File management means managing files so that files can be stored, retrieved, and modified easily.
There are different ways in which files are managed, every Operating system has its own way of dealing with files.
Windows xp,7,8,10,11 uses NTFS
Mac OS uses APFS
Let's look deeper into NTFS
NTFS stands for New Technology File System.
It is the file system that the Windows NT operating system (OS) uses for storing and retrieving files on hard disk drives (HDDs) and solid-state drives (SSDs).
NTFS offers several improvements over FAT and HPFS in terms of performance, extendibility, and security.
The file system essentially organizes the data into files. It controls how data files are named, stored, retrieved, and updated and what other information can be associated with the files like user permissions, etc
Microsoft Windows and some removable storage devices use NTFS to organize, name, and store files.
NTFS is also used on external drives because it has the capacity those drives need, supporting large files and partition sizes.
When installing an OS, the user chooses a file system. When formatting an SSD or an HDD, users choose the file system they'll use.
When an HDD is formatted or initialized, it is divided into partitions. Partitions are the major divisions of the hard drive's physical space. Within each partition, the OS keeps track of all the files it stores. Each file is stored on the HDD in one or more clusters or disk spaces of a predefined uniform size.
Using NTFS, the sizes of the clusters range from 512 bytes to 64 KB.
Cluster sizes are determined based on balancing a trade off between maximizing the use of disk space and minimizing the number of disk accesses required to get a file. With NTFS, generally, the larger the drive, the larger the default cluster size, because it's assumed that a system user will prefer to have fewer disk accesses and better performance at the expense of less efficient use of space.
When a file is created using NTFS, a record about the file is created in the Master File Table (MFT). The record is used to locate a file's possibly scattered clusters. NTFS looks for a storage space that will hold all the clusters of the file, but it isn't always able to find one space altogether.
Along with its data content, each file contains its metadata, which is a description of its attributes.

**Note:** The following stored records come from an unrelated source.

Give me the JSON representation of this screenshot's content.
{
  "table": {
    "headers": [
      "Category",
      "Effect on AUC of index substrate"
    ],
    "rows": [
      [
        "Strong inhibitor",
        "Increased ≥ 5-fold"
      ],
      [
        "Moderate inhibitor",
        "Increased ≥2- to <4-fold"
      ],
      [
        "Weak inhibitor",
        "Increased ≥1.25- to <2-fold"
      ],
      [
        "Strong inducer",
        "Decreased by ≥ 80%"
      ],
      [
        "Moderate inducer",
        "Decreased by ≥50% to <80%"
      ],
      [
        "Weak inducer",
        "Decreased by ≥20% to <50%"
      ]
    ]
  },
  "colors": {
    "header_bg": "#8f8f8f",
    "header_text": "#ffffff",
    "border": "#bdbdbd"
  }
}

NTFS uses a b-tree directory scheme to keep track of file clusters
NTFS supports very large files
It has an access control list that lets a server administrator control who can access specific files.

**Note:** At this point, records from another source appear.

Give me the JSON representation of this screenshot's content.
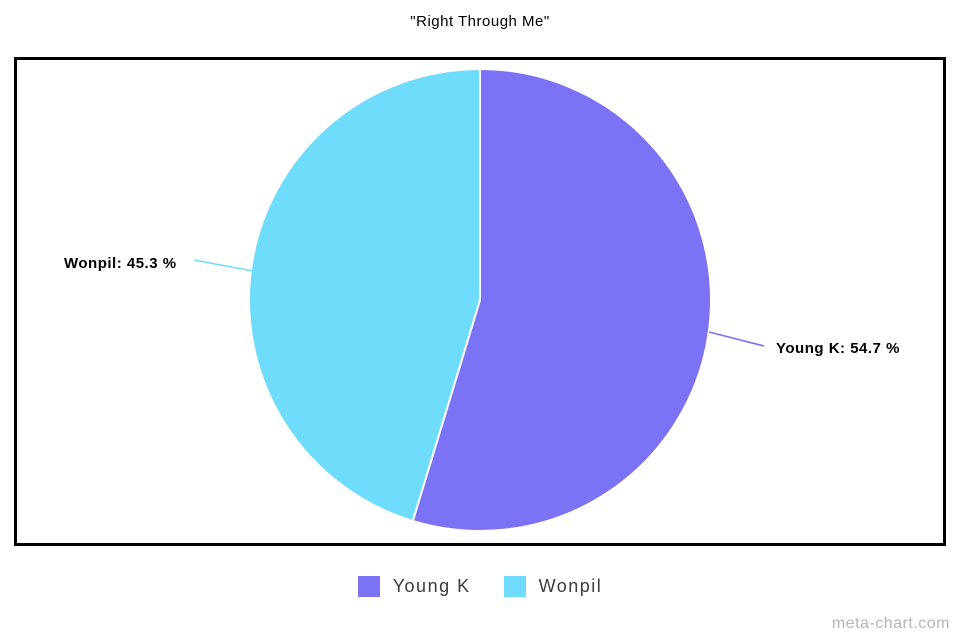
{
  "page": {
    "title": "\"Right Through Me\"",
    "watermark": "meta-chart.com"
  },
  "chart_data": {
    "type": "pie",
    "title": "\"Right Through Me\"",
    "categories": [
      "Young K",
      "Wonpil"
    ],
    "values": [
      54.7,
      45.3
    ],
    "unit": "%",
    "colors": [
      "#7b72f6",
      "#70dcfb"
    ],
    "slice_labels": [
      "Young K: 54.7 %",
      "Wonpil: 45.3 %"
    ],
    "slice_border_color": "#ffffff",
    "start_angle_deg": 0,
    "direction": "clockwise",
    "legend_position": "bottom"
  },
  "legend": {
    "items": [
      {
        "label": "Young K",
        "color": "#7b72f6"
      },
      {
        "label": "Wonpil",
        "color": "#70dcfb"
      }
    ]
  }
}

Integrated file compression shrinks file sizes
It supports file names based on Unicode, NTFS has a more natural file-naming convention and allows for longer file names with a wider array of characters. Non-Unicode naming conventions sometimes require translation.
NTFS provides security for data on removable and nonremovable disks.
The access control features of NTFS let administrators place permissions on sensitive data, restricting access to certain users. It also supports encryption.
The MFT logs and audits files on the drive, so administrators can track files that have been deleted, added or changed in any way.
Mac OS devices, Android devices, and non-window OS do not support NTFS.
NTFS is read-only with Mac and Linux.